Answer
$v_{heart}=0.082m/s$
Work Step by Step
Use equation $f'=f\Big(\frac{v_{snd}\pm v_{obs}}{v_{snd}\mp v_{source}}\Big)$, upper signs if moving toward each other and lower signs if moving away from each other.
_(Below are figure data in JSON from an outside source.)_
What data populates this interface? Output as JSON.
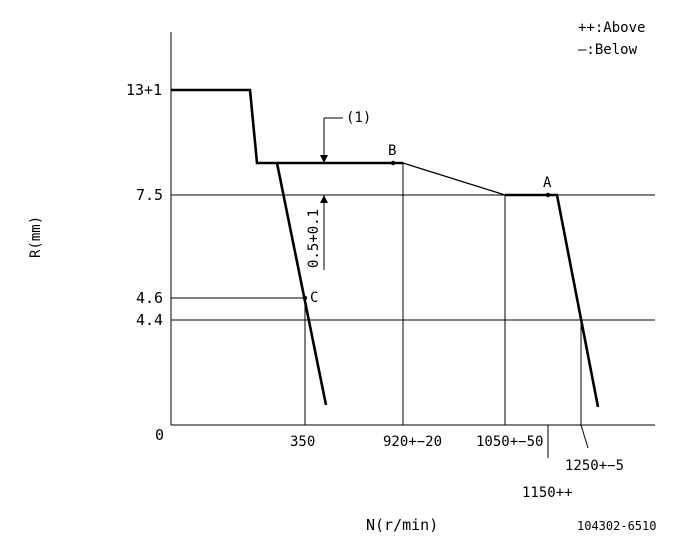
{
  "legend": {
    "above": "++:Above",
    "below": "—:Below"
  },
  "axes": {
    "ylabel": "R(mm)",
    "xlabel": "N(r/min)",
    "origin": "0"
  },
  "y_ticks": [
    "13+1",
    "7.5",
    "4.6",
    "4.4"
  ],
  "x_ticks": [
    "350",
    "920+−20",
    "1050+−50",
    "1250+−5",
    "1150++"
  ],
  "points": [
    "A",
    "B",
    "C"
  ],
  "annotations": {
    "marker": "(1)",
    "dimension": "0.5+0.1"
  },
  "part_number": "104302-6510",
  "chart_data": {
    "type": "line",
    "title": "",
    "xlabel": "N(r/min)",
    "ylabel": "R(mm)",
    "series": [
      {
        "name": "",
        "x": [
          0,
          230,
          255,
          350,
          920,
          1050,
          1150,
          1160,
          1250
        ],
        "y": [
          13,
          13,
          9,
          9,
          9,
          7.5,
          7.5,
          7.5,
          4.4
        ]
      }
    ],
    "labeled_points": [
      {
        "label": "A",
        "x": 1150,
        "y": 7.5
      },
      {
        "label": "B",
        "x": 920,
        "y": 9
      },
      {
        "label": "C",
        "x": 350,
        "y": 4.6
      }
    ],
    "grid": false
  }
}
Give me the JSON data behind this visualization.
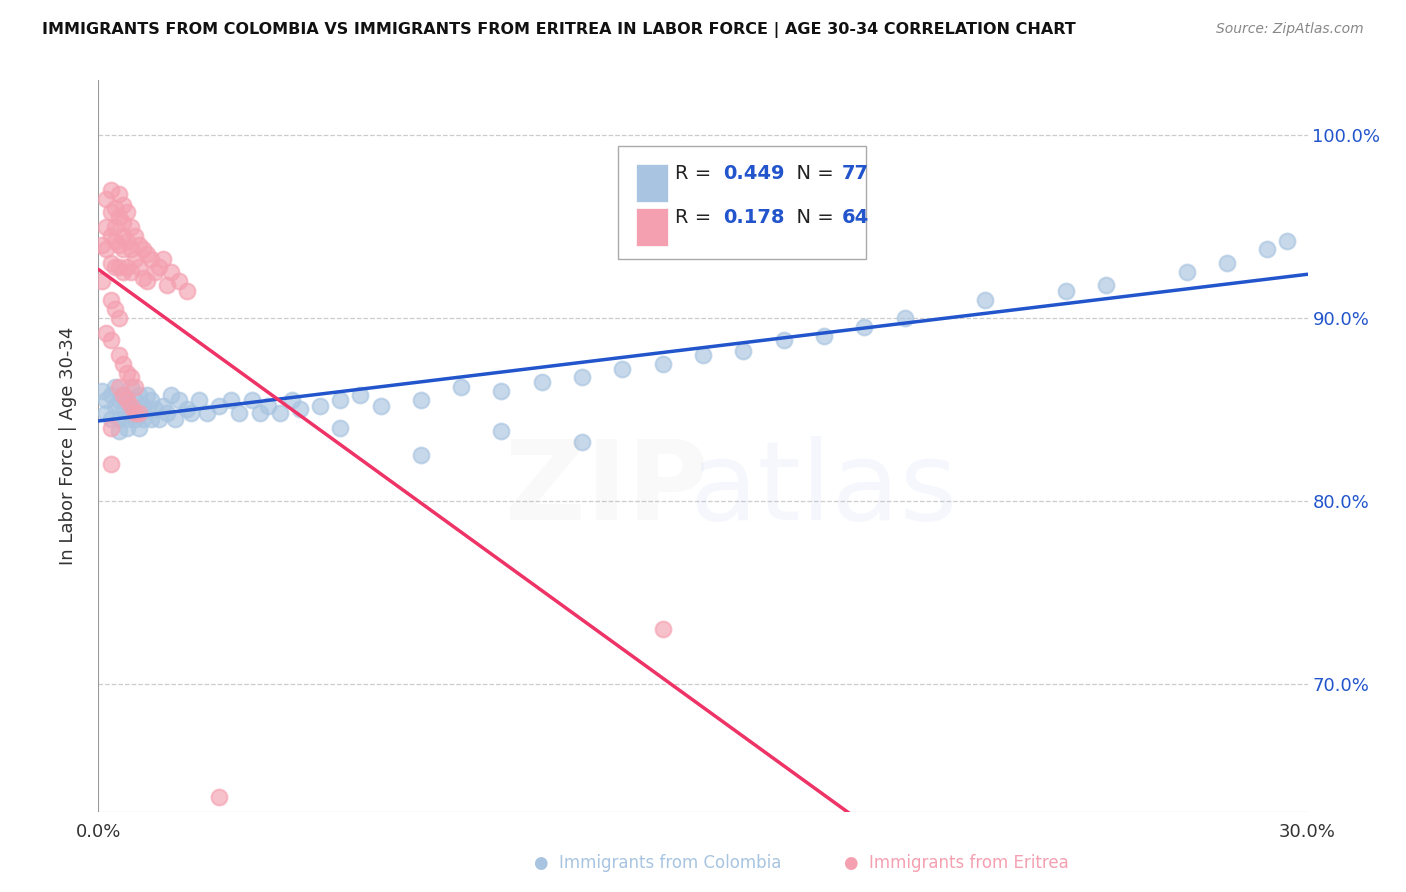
{
  "title": "IMMIGRANTS FROM COLOMBIA VS IMMIGRANTS FROM ERITREA IN LABOR FORCE | AGE 30-34 CORRELATION CHART",
  "source": "Source: ZipAtlas.com",
  "ylabel": "In Labor Force | Age 30-34",
  "xlim": [
    0.0,
    0.3
  ],
  "ylim": [
    0.63,
    1.03
  ],
  "yticks": [
    0.7,
    0.8,
    0.9,
    1.0
  ],
  "ytick_labels": [
    "70.0%",
    "80.0%",
    "90.0%",
    "100.0%"
  ],
  "xticks": [
    0.0,
    0.3
  ],
  "xtick_labels": [
    "0.0%",
    "30.0%"
  ],
  "colombia_R": 0.449,
  "colombia_N": 77,
  "eritrea_R": 0.178,
  "eritrea_N": 64,
  "colombia_color": "#a8c4e0",
  "eritrea_color": "#f4a0b0",
  "colombia_line_color": "#2255cc",
  "eritrea_line_color": "#ee3366",
  "eritrea_dash_color": "#ffbbcc",
  "colombia_x": [
    0.001,
    0.002,
    0.002,
    0.003,
    0.003,
    0.004,
    0.004,
    0.005,
    0.005,
    0.005,
    0.006,
    0.006,
    0.007,
    0.007,
    0.007,
    0.008,
    0.008,
    0.008,
    0.009,
    0.009,
    0.01,
    0.01,
    0.01,
    0.011,
    0.011,
    0.012,
    0.012,
    0.013,
    0.013,
    0.014,
    0.015,
    0.016,
    0.017,
    0.018,
    0.019,
    0.02,
    0.022,
    0.023,
    0.025,
    0.027,
    0.03,
    0.033,
    0.035,
    0.038,
    0.04,
    0.042,
    0.045,
    0.048,
    0.05,
    0.055,
    0.06,
    0.065,
    0.07,
    0.08,
    0.09,
    0.1,
    0.11,
    0.12,
    0.13,
    0.14,
    0.15,
    0.16,
    0.17,
    0.18,
    0.19,
    0.2,
    0.22,
    0.24,
    0.25,
    0.27,
    0.28,
    0.29,
    0.295,
    0.06,
    0.08,
    0.1,
    0.12
  ],
  "colombia_y": [
    0.86,
    0.855,
    0.848,
    0.858,
    0.845,
    0.852,
    0.862,
    0.855,
    0.845,
    0.838,
    0.85,
    0.858,
    0.845,
    0.855,
    0.84,
    0.852,
    0.862,
    0.848,
    0.855,
    0.845,
    0.858,
    0.848,
    0.84,
    0.852,
    0.845,
    0.85,
    0.858,
    0.845,
    0.855,
    0.85,
    0.845,
    0.852,
    0.848,
    0.858,
    0.845,
    0.855,
    0.85,
    0.848,
    0.855,
    0.848,
    0.852,
    0.855,
    0.848,
    0.855,
    0.848,
    0.852,
    0.848,
    0.855,
    0.85,
    0.852,
    0.855,
    0.858,
    0.852,
    0.855,
    0.862,
    0.86,
    0.865,
    0.868,
    0.872,
    0.875,
    0.88,
    0.882,
    0.888,
    0.89,
    0.895,
    0.9,
    0.91,
    0.915,
    0.918,
    0.925,
    0.93,
    0.938,
    0.942,
    0.84,
    0.825,
    0.838,
    0.832
  ],
  "eritrea_x": [
    0.001,
    0.001,
    0.002,
    0.002,
    0.002,
    0.003,
    0.003,
    0.003,
    0.003,
    0.004,
    0.004,
    0.004,
    0.004,
    0.005,
    0.005,
    0.005,
    0.005,
    0.006,
    0.006,
    0.006,
    0.006,
    0.006,
    0.007,
    0.007,
    0.007,
    0.008,
    0.008,
    0.008,
    0.009,
    0.009,
    0.01,
    0.01,
    0.011,
    0.011,
    0.012,
    0.012,
    0.013,
    0.014,
    0.015,
    0.016,
    0.017,
    0.018,
    0.02,
    0.022,
    0.005,
    0.006,
    0.007,
    0.008,
    0.009,
    0.003,
    0.004,
    0.005,
    0.002,
    0.003,
    0.006,
    0.008,
    0.01,
    0.005,
    0.007,
    0.009,
    0.003,
    0.003,
    0.14,
    0.03
  ],
  "eritrea_y": [
    0.92,
    0.94,
    0.95,
    0.965,
    0.938,
    0.958,
    0.945,
    0.93,
    0.97,
    0.96,
    0.942,
    0.928,
    0.95,
    0.955,
    0.94,
    0.928,
    0.968,
    0.952,
    0.938,
    0.925,
    0.962,
    0.945,
    0.958,
    0.942,
    0.928,
    0.95,
    0.938,
    0.925,
    0.945,
    0.932,
    0.94,
    0.928,
    0.938,
    0.922,
    0.935,
    0.92,
    0.932,
    0.925,
    0.928,
    0.932,
    0.918,
    0.925,
    0.92,
    0.915,
    0.88,
    0.875,
    0.87,
    0.868,
    0.862,
    0.91,
    0.905,
    0.9,
    0.892,
    0.888,
    0.858,
    0.852,
    0.848,
    0.862,
    0.855,
    0.848,
    0.84,
    0.82,
    0.73,
    0.638
  ]
}
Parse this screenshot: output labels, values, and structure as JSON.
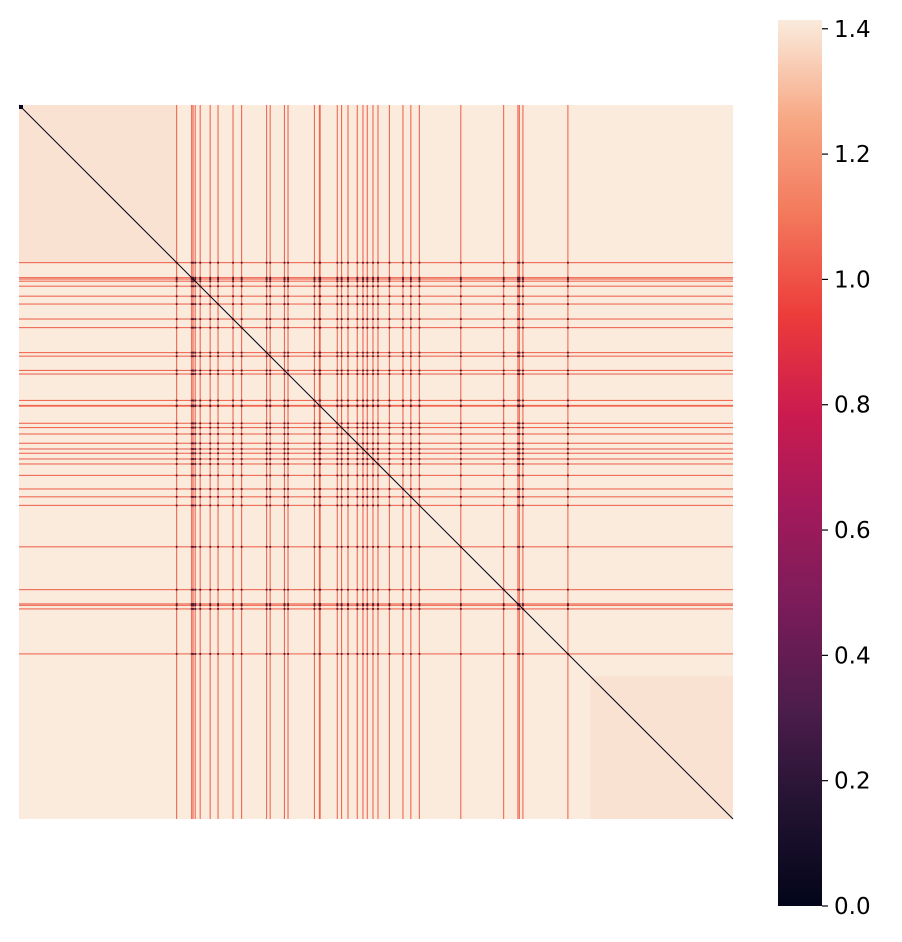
{
  "chart_data": {
    "type": "heatmap",
    "title": "",
    "xlabel": "",
    "ylabel": "",
    "xticks": [],
    "yticks": [],
    "description_matrix": {
      "size": 1000,
      "symmetric": true,
      "diagonal_value": 0.0,
      "background_value": 1.4,
      "cluster_blocks": [
        {
          "from": 0,
          "to": 220,
          "value": 1.36
        },
        {
          "from": 800,
          "to": 1000,
          "value": 1.36
        }
      ],
      "highlighted_indices": [
        220,
        241,
        243,
        246,
        253,
        267,
        278,
        299,
        311,
        346,
        351,
        371,
        376,
        413,
        420,
        421,
        445,
        451,
        460,
        473,
        481,
        487,
        495,
        502,
        518,
        537,
        548,
        560,
        618,
        678,
        698,
        700,
        705,
        768
      ],
      "highlighted_value": 1.05
    },
    "colorbar": {
      "colormap": "rocket",
      "vmin": 0.0,
      "vmax": 1.414,
      "ticks": [
        0.0,
        0.2,
        0.4,
        0.6,
        0.8,
        1.0,
        1.2,
        1.4
      ],
      "tick_labels": [
        "0.0",
        "0.2",
        "0.4",
        "0.6",
        "0.8",
        "1.0",
        "1.2",
        "1.4"
      ],
      "colors": [
        "#03051a",
        "#221331",
        "#4c1d4b",
        "#781c59",
        "#a11a5b",
        "#cb1b4f",
        "#ec3c3a",
        "#f3775b",
        "#f7a884",
        "#faebdd"
      ]
    },
    "grid": false,
    "legend": "none"
  }
}
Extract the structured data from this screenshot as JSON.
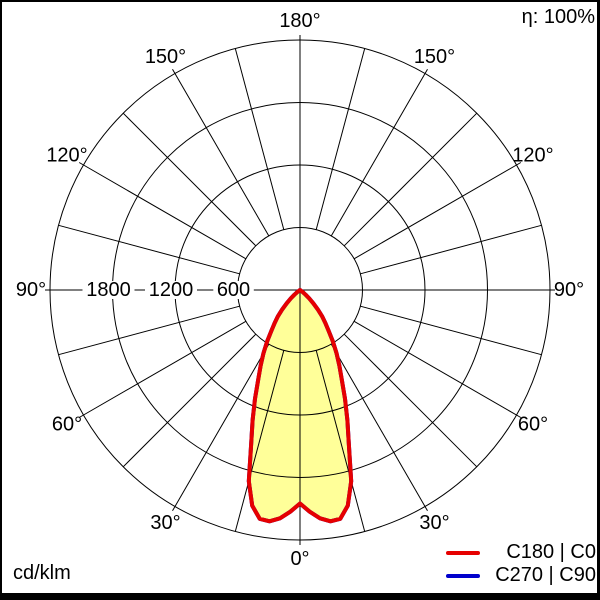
{
  "header": {
    "efficiency_label": "η: 100%"
  },
  "footer": {
    "unit_label": "cd/klm"
  },
  "legend": {
    "items": [
      {
        "label": "C180 | C0",
        "color": "#e60000"
      },
      {
        "label": "C270 | C90",
        "color": "#0000cc"
      }
    ]
  },
  "chart_data": {
    "type": "polar",
    "title": "Luminous intensity distribution curve",
    "units": "cd/klm",
    "efficiency_label": "η: 100%",
    "rmax": 2400,
    "ring_step": 600,
    "ring_values": [
      600,
      1200,
      1800,
      2400
    ],
    "ring_axis_labels": [
      "600",
      "1200",
      "1800"
    ],
    "angle_step_deg": 15,
    "angle_label_values_deg": [
      0,
      30,
      60,
      90,
      120,
      150,
      180
    ],
    "degree_suffix": "°",
    "grid_color": "#000000",
    "curve_stroke_width": 4,
    "series": [
      {
        "name": "C270 | C90",
        "color": "#0000cc",
        "fill": "#ffff99",
        "gamma_deg": [
          0,
          2.5,
          5,
          7.5,
          10,
          12.5,
          15,
          17.5,
          20,
          22.5,
          25,
          27.5,
          30,
          32.5,
          35,
          37.5,
          40,
          42.5,
          45,
          47.5,
          50,
          52.5,
          55,
          60,
          65,
          70,
          75,
          80,
          85,
          90
        ],
        "values": [
          2050,
          2130,
          2200,
          2240,
          2230,
          2120,
          1900,
          1560,
          1330,
          1130,
          950,
          820,
          700,
          590,
          480,
          400,
          330,
          255,
          180,
          120,
          70,
          30,
          0,
          0,
          0,
          0,
          0,
          0,
          0,
          0
        ]
      },
      {
        "name": "C180 | C0",
        "color": "#e60000",
        "fill": "#ffff99",
        "gamma_deg": [
          0,
          2.5,
          5,
          7.5,
          10,
          12.5,
          15,
          17.5,
          20,
          22.5,
          25,
          27.5,
          30,
          32.5,
          35,
          37.5,
          40,
          42.5,
          45,
          47.5,
          50,
          52.5,
          55,
          60,
          65,
          70,
          75,
          80,
          85,
          90
        ],
        "values": [
          2050,
          2130,
          2200,
          2240,
          2230,
          2120,
          1900,
          1560,
          1330,
          1130,
          950,
          820,
          700,
          590,
          480,
          400,
          330,
          255,
          180,
          120,
          70,
          30,
          0,
          0,
          0,
          0,
          0,
          0,
          0,
          0
        ]
      }
    ],
    "layout": {
      "zero_angle_position": "bottom",
      "legend_position": "bottom-right",
      "grid": true
    }
  }
}
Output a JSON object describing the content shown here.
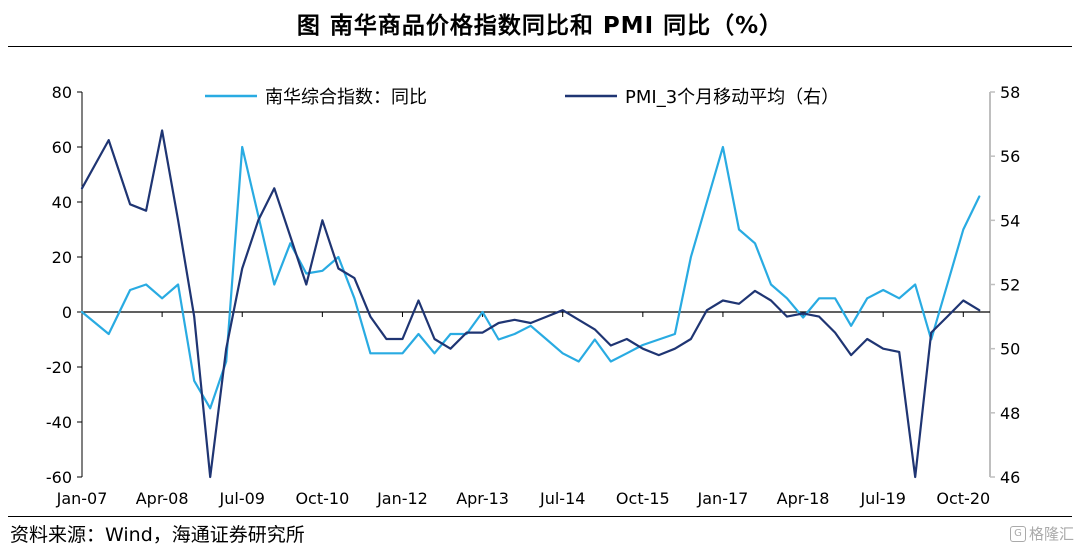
{
  "title": "图  南华商品价格指数同比和 PMI 同比（%）",
  "source": "资料来源：Wind，海通证券研究所",
  "watermark": "格隆汇",
  "chart_data": {
    "type": "line",
    "x": [
      "2007-01",
      "2007-06",
      "2007-10",
      "2008-01",
      "2008-04",
      "2008-07",
      "2008-10",
      "2009-01",
      "2009-04",
      "2009-07",
      "2009-10",
      "2010-01",
      "2010-04",
      "2010-07",
      "2010-10",
      "2011-01",
      "2011-04",
      "2011-07",
      "2011-10",
      "2012-01",
      "2012-04",
      "2012-07",
      "2012-10",
      "2013-01",
      "2013-04",
      "2013-07",
      "2013-10",
      "2014-01",
      "2014-04",
      "2014-07",
      "2014-10",
      "2015-01",
      "2015-04",
      "2015-07",
      "2015-10",
      "2016-01",
      "2016-04",
      "2016-07",
      "2016-10",
      "2017-01",
      "2017-04",
      "2017-07",
      "2017-10",
      "2018-01",
      "2018-04",
      "2018-07",
      "2018-10",
      "2019-01",
      "2019-04",
      "2019-07",
      "2019-10",
      "2020-01",
      "2020-04",
      "2020-07",
      "2020-10",
      "2021-01"
    ],
    "x_tick_labels": [
      "Jan-07",
      "Apr-08",
      "Jul-09",
      "Oct-10",
      "Jan-12",
      "Apr-13",
      "Jul-14",
      "Oct-15",
      "Jan-17",
      "Apr-18",
      "Jul-19",
      "Oct-20"
    ],
    "y_left": {
      "min": -60,
      "max": 80,
      "ticks": [
        -60,
        -40,
        -20,
        0,
        20,
        40,
        60,
        80
      ]
    },
    "y_right": {
      "min": 46,
      "max": 58,
      "ticks": [
        46,
        48,
        50,
        52,
        54,
        56,
        58
      ]
    },
    "legend_position": "top",
    "series": [
      {
        "name": "南华综合指数：同比",
        "color": "#29abe2",
        "axis": "left",
        "values": [
          0,
          -8,
          8,
          10,
          5,
          10,
          -25,
          -35,
          -18,
          60,
          35,
          10,
          25,
          14,
          15,
          20,
          5,
          -15,
          -15,
          -15,
          -8,
          -15,
          -8,
          -8,
          0,
          -10,
          -8,
          -5,
          -10,
          -15,
          -18,
          -10,
          -18,
          -15,
          -12,
          -10,
          -8,
          20,
          40,
          60,
          30,
          25,
          10,
          5,
          -2,
          5,
          5,
          -5,
          5,
          8,
          5,
          10,
          -10,
          10,
          30,
          42
        ]
      },
      {
        "name": "PMI_3个月移动平均（右）",
        "color": "#1f3573",
        "axis": "right",
        "values": [
          55.0,
          56.5,
          54.5,
          54.3,
          56.8,
          54.0,
          51.0,
          46.0,
          50.0,
          52.5,
          54.0,
          55.0,
          53.5,
          52.0,
          54.0,
          52.5,
          52.2,
          51.0,
          50.3,
          50.3,
          51.5,
          50.3,
          50.0,
          50.5,
          50.5,
          50.8,
          50.9,
          50.8,
          51.0,
          51.2,
          50.9,
          50.6,
          50.1,
          50.3,
          50.0,
          49.8,
          50.0,
          50.3,
          51.2,
          51.5,
          51.4,
          51.8,
          51.5,
          51.0,
          51.1,
          51.0,
          50.5,
          49.8,
          50.3,
          50.0,
          49.9,
          46.0,
          50.5,
          51.0,
          51.5,
          51.2
        ]
      }
    ]
  }
}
1. Heart is observer moving away from or toward sound source. $v_{source}=0m/s$
$f'=f\Big(\frac{v_{snd}+ v_{obs}}{v_{snd}}\Big)$ for heart moving toward source
2. Heart is the sound source moving toward or away from observer at rest $v_{obs}=0m/s$
$f''=f'\Big(\frac{v_{snd}}{v_{snd}-v_{source}}\Big)$ for heart moving toward observer
$f''=f\Big(\frac{v_{snd}+ v_{obs}}{v_{snd}}\Big)\Big(\frac{v_{snd}}{v_{snd}-v_{source}}\Big)$
$f''=f\Big(\frac{v_{snd}+ v_{obs}}{v_{snd}-v_{source}}\Big)$
Beat frequency $\Delta f = f''-f=f\Big(\frac{v_{snd}+ v_{obs}}{v_{snd}-v_{source}}\Big)-f$
$v_{heart} = v_{obs}=v_{source}$
$\Delta f =f\Big(\frac{v_{snd}+ v_{heart}}{v_{snd}-v_{heart}}\Big)-f$
$240Hz=(2.25\times10^6Hz)\Big(\frac{1540m/s+ v_{heart}}{1540m/s-v_{heart}}-1\Big)$
$v_{heart}=0.082m/s$
Regardless of whether heart is taken to be moving away from or toward the observer and source, the difference in the answer is within the range of the number of significant figures and can be ignored.